Look at the images and labels to make sure everything looks right. Seems like images are correctly labelled. At this point, it is okay to have some wrong images or labels. We will fix that later.

dls.valid.show_batch(max_n=4, nrows=1)

We can add data augmentation (transforms) into images so that we can train more efficiently with less data.

dblock = dblock.new(
    item_tfms=RandomResizedCrop(224, min_scale=0.5),
    batch_tfms=aug_transforms())
dls = dblock.dataloaders(path)

Now we train the model.

learn = vision_learner(dls, resnet18, metrics=error_rate)
learn.fine_tune(4)
epoch train_loss valid_loss error_rate time
0 0.999617 0.516202 0.233766 00:16
/usr/local/lib/python3.7/dist-packages/PIL/Image.py:960: UserWarning: Palette images with Transparency expressed in bytes should be converted to RGBA images
  "Palette images with Transparency expressed in bytes should be "
epoch train_loss valid_loss error_rate time
0 0.587268 0.345220 0.155844 00:17
1 0.503984 0.289026 0.090909 00:18
2 0.407598 0.316117 0.103896 00:16
3 0.376871 0.302991 0.090909 00:17
/usr/local/lib/python3.7/dist-packages/PIL/Image.py:960: UserWarning: Palette images with Transparency expressed in bytes should be converted to RGBA images
  "Palette images with Transparency expressed in bytes should be "
/usr/local/lib/python3.7/dist-packages/PIL/Image.py:960: UserWarning: Palette images with Transparency expressed in bytes should be converted to RGBA images
  "Palette images with Transparency expressed in bytes should be "
/usr/local/lib/python3.7/dist-packages/PIL/Image.py:960: UserWarning: Palette images with Transparency expressed in bytes should be converted to RGBA images
  "Palette images with Transparency expressed in bytes should be "
/usr/local/lib/python3.7/dist-packages/PIL/Image.py:960: UserWarning: Palette images with Transparency expressed in bytes should be converted to RGBA images
  "Palette images with Transparency expressed in bytes should be "

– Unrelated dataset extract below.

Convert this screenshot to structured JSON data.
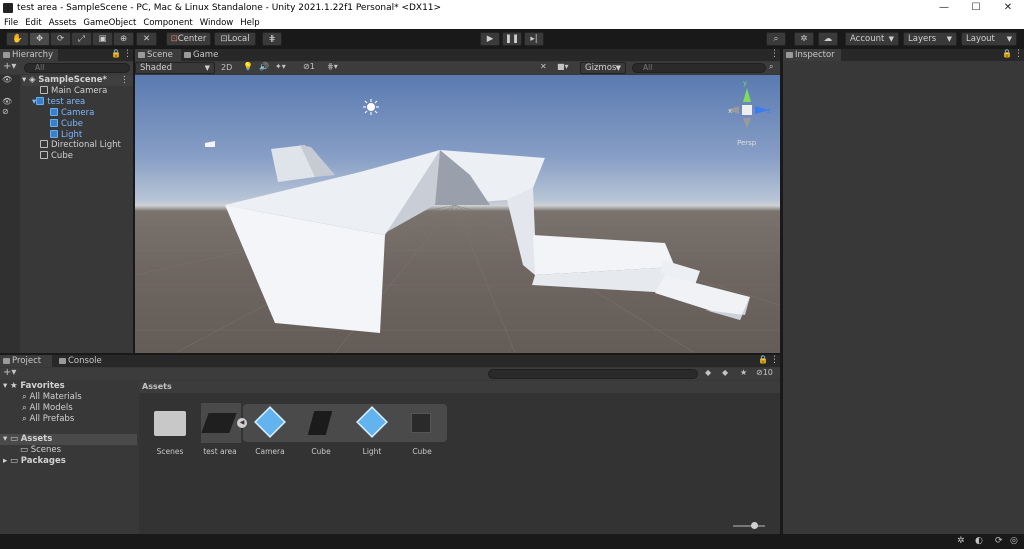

There are some errors. We can look at the errors by looking at the confusion matrix and top losses.

interp = ClassificationInterpretation.from_learner(learn)
interp.plot_confusion_matrix()
/usr/local/lib/python3.7/dist-packages/PIL/Image.py:960: UserWarning: Palette images with Transparency expressed in bytes should be converted to RGBA images
  "Palette images with Transparency expressed in bytes should be "
/usr/local/lib/python3.7/dist-packages/PIL/Image.py:960: UserWarning: Palette images with Transparency expressed in bytes should be converted to RGBA images
  "Palette images with Transparency expressed in bytes should be "

# Check the high losses
interp.plot_top_losses(10, nrows=2)
/usr/local/lib/python3.7/dist-packages/PIL/Image.py:960: UserWarning: Palette images with Transparency expressed in bytes should be converted to RGBA images
  "Palette images with Transparency expressed in bytes should be "

Some images are not labelled correctly or wrong images. We can easily fix it by using the cleaner.

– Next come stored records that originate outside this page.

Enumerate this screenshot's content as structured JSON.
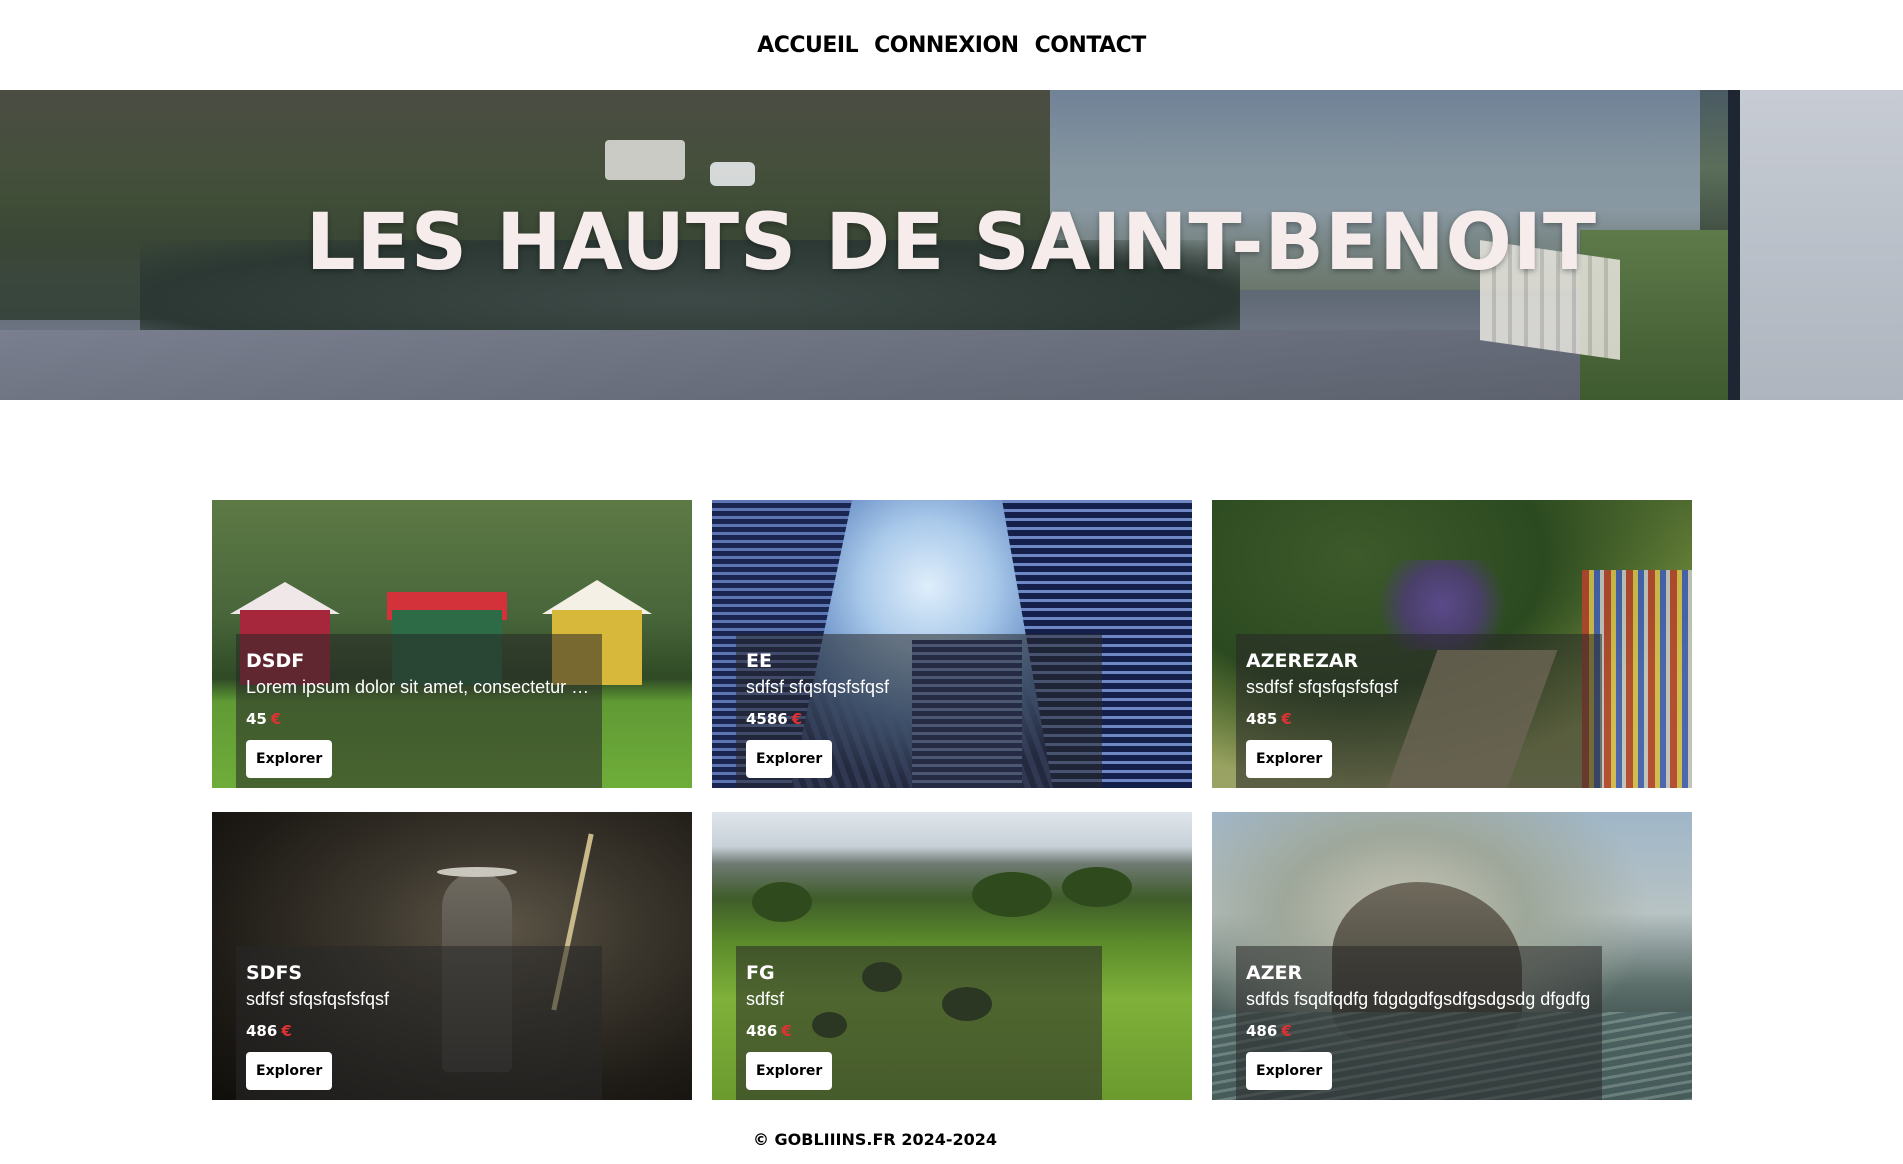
{
  "nav": {
    "items": [
      {
        "label": "ACCUEIL"
      },
      {
        "label": "CONNEXION"
      },
      {
        "label": "CONTACT"
      }
    ]
  },
  "hero": {
    "title": "LES HAUTS DE SAINT-BENOIT"
  },
  "cards": [
    {
      "title": "DSDF",
      "description": "Lorem ipsum dolor sit amet, consectetur adipiscing elit",
      "price": "45",
      "currency": "€",
      "button": "Explorer"
    },
    {
      "title": "EE",
      "description": "sdfsf sfqsfqsfsfqsf",
      "price": "4586",
      "currency": "€",
      "button": "Explorer"
    },
    {
      "title": "AZEREZAR",
      "description": "ssdfsf sfqsfqsfsfqsf",
      "price": "485",
      "currency": "€",
      "button": "Explorer"
    },
    {
      "title": "SDFS",
      "description": "sdfsf sfqsfqsfsfqsf",
      "price": "486",
      "currency": "€",
      "button": "Explorer"
    },
    {
      "title": "FG",
      "description": "sdfsf",
      "price": "486",
      "currency": "€",
      "button": "Explorer"
    },
    {
      "title": "AZER",
      "description": "sdfds fsqdfqdfg fdgdgdfgsdfgsdgsdg dfgdfg",
      "price": "486",
      "currency": "€",
      "button": "Explorer"
    }
  ],
  "footer": {
    "text": "© GOBLIIINS.FR 2024-2024"
  },
  "colors": {
    "currency": "#e03232",
    "title_text": "#f7ecec"
  }
}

# Pick which ones to delete or to move to another category
cleaner = ImageClassifierCleaner(learn)
cleaner
/usr/local/lib/python3.7/dist-packages/PIL/Image.py:960: UserWarning: Palette images with Transparency expressed in bytes should be converted to RGBA images
  "Palette images with Transparency expressed in bytes should be "
# make cleaner take effect
for idx in cleaner.delete(): cleaner.fns[idx].unlink()
for idx,cat in cleaner.change(): shutil.move(str(cleaner.fns[idx]), path/cat)

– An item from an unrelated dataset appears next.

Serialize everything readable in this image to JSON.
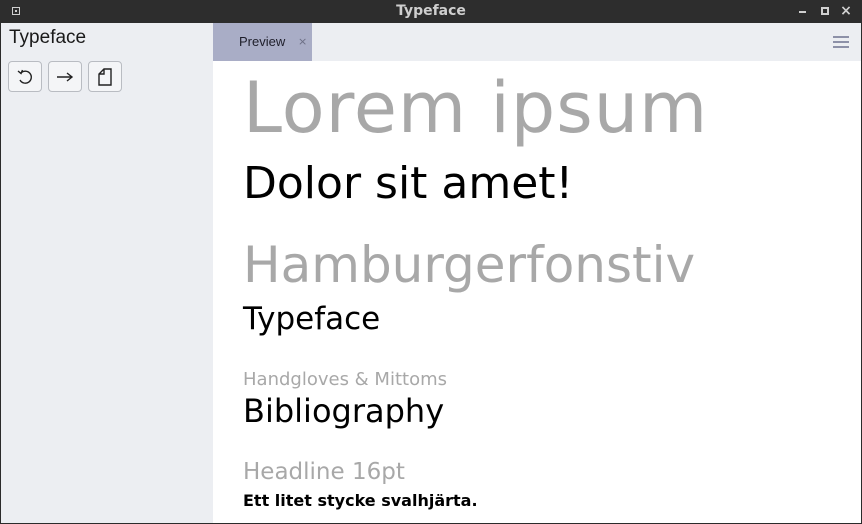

After cleaning, we train again for the cleaned data. So, we go back up to DataLoaders and come back down here. After that, we can export the model. We can then download the model so that we can deploy it into Hugging Face Spaces.

learn.export()
# check if file is pickled
path = Path()
path.ls(file_exts='.pkl')
(#1) [Path('export.pkl')]

That’s it. If this notebook was run locally, there will be the the model in the same directory as the notebook. If this notebook was run on Google colab, the model has to be downloaded from the directory from the panel on the left.